Wow, you're at a conference with loads of my people, Heather Trahan among them! Small world...
Please tell me there are LHotP shout-outs in Mankato! There have to be, right?
I was actually zone 5 at one point! Really low on the totem pole.
I'm amazed that I met one of your real-life friends in real-life, allisondcarr, considering that you and I have never met in real life. Interesting.
LHoTP=Little House on the Prairie? I could definitely see the prairie!
Finally, yes, Elizabeth, your point really resonates with me. That's giving me something to think about.
Thanks for the shout-out, Alison! :) :) Talking to you was one of the highlights of this conference:)
I have this running fantasy about being a SAHM... but then I get to work where I talk in complete sentences, wear clean clothes, and can sit undisturbed in front of a computer (usually working... occasionally blog hoping). I totally get it.
I like to think of those moments not as luxury so much but as zen moments, when I can be outside of my usual routine, completely unreachable and aware of being completely alone, completely independent, and just being.
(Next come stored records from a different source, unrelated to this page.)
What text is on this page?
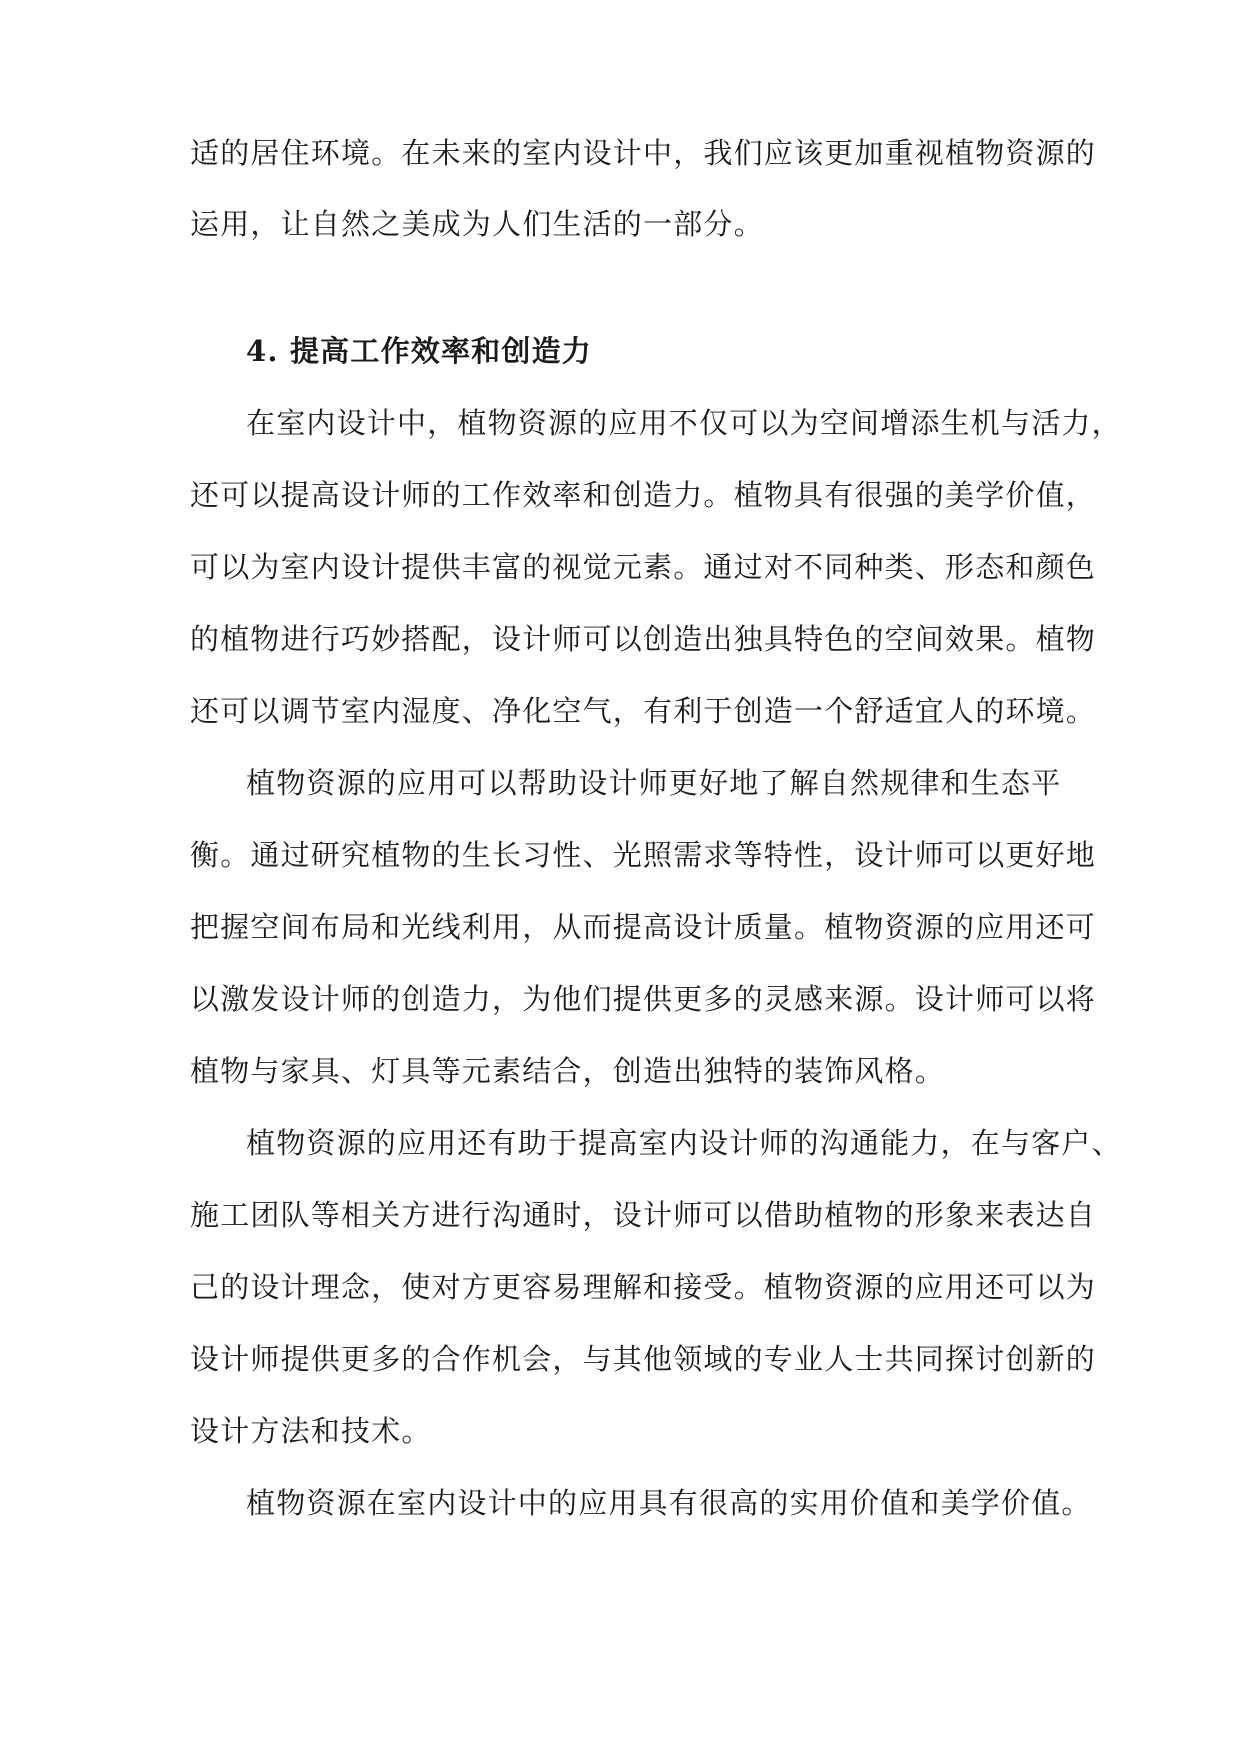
适的居住环境。在未来的室内设计中，我们应该更加重视植物资源的
运用，让自然之美成为人们生活的一部分。
4. 提高工作效率和创造力
在室内设计中，植物资源的应用不仅可以为空间增添生机与活力，
还可以提高设计师的工作效率和创造力。植物具有很强的美学价值，
可以为室内设计提供丰富的视觉元素。通过对不同种类、形态和颜色
的植物进行巧妙搭配，设计师可以创造出独具特色的空间效果。植物
还可以调节室内湿度、净化空气，有利于创造一个舒适宜人的环境。
植物资源的应用可以帮助设计师更好地了解自然规律和生态平
衡。通过研究植物的生长习性、光照需求等特性，设计师可以更好地
把握空间布局和光线利用，从而提高设计质量。植物资源的应用还可
以激发设计师的创造力，为他们提供更多的灵感来源。设计师可以将
植物与家具、灯具等元素结合，创造出独特的装饰风格。
植物资源的应用还有助于提高室内设计师的沟通能力，在与客户、
施工团队等相关方进行沟通时，设计师可以借助植物的形象来表达自
己的设计理念，使对方更容易理解和接受。植物资源的应用还可以为
设计师提供更多的合作机会，与其他领域的专业人士共同探讨创新的
设计方法和技术。
植物资源在室内设计中的应用具有很高的实用价值和美学价值。
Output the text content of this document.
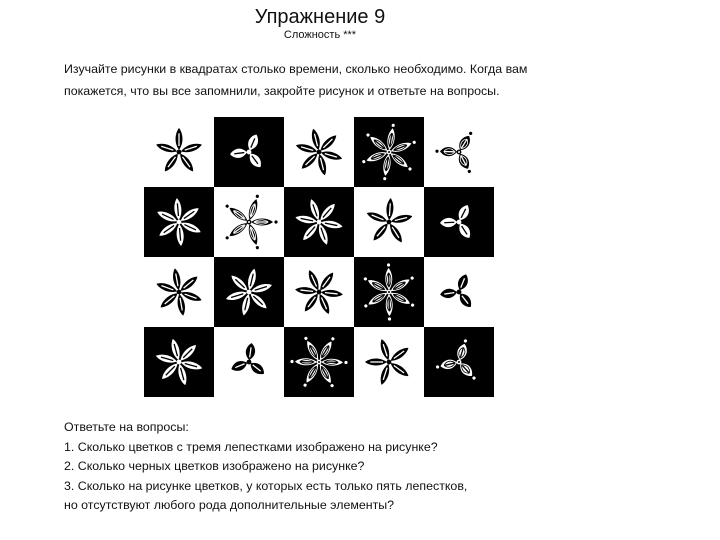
Упражнение 9
Сложность ***
Изучайте рисунки в квадратах столько времени, сколько необходимо. Когда вам
покажется, что вы все запомнили, закройте рисунок и ответьте на вопросы.
Ответьте на вопросы:
1. Сколько цветков с тремя лепестками изображено на рисунке?
2. Сколько черных цветков изображено на рисунке?
3. Сколько на рисунке цветков, у которых есть только пять лепестков,
но отсутствуют любого рода дополнительные элементы?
I love traveling to conferences, too, for that reason.
-Deandra
We are zone 1 -- all you have to do is miss your flight by 10 minutes and then sit around the airport for 6 hours. Then on your next flight they will give you zone 1. It had better be worth it.
an update -- everyone is zone 1 in washington when you have to take a bus to the plane -- my moment of lording it over everyone else totally stomped. But we did get the first row.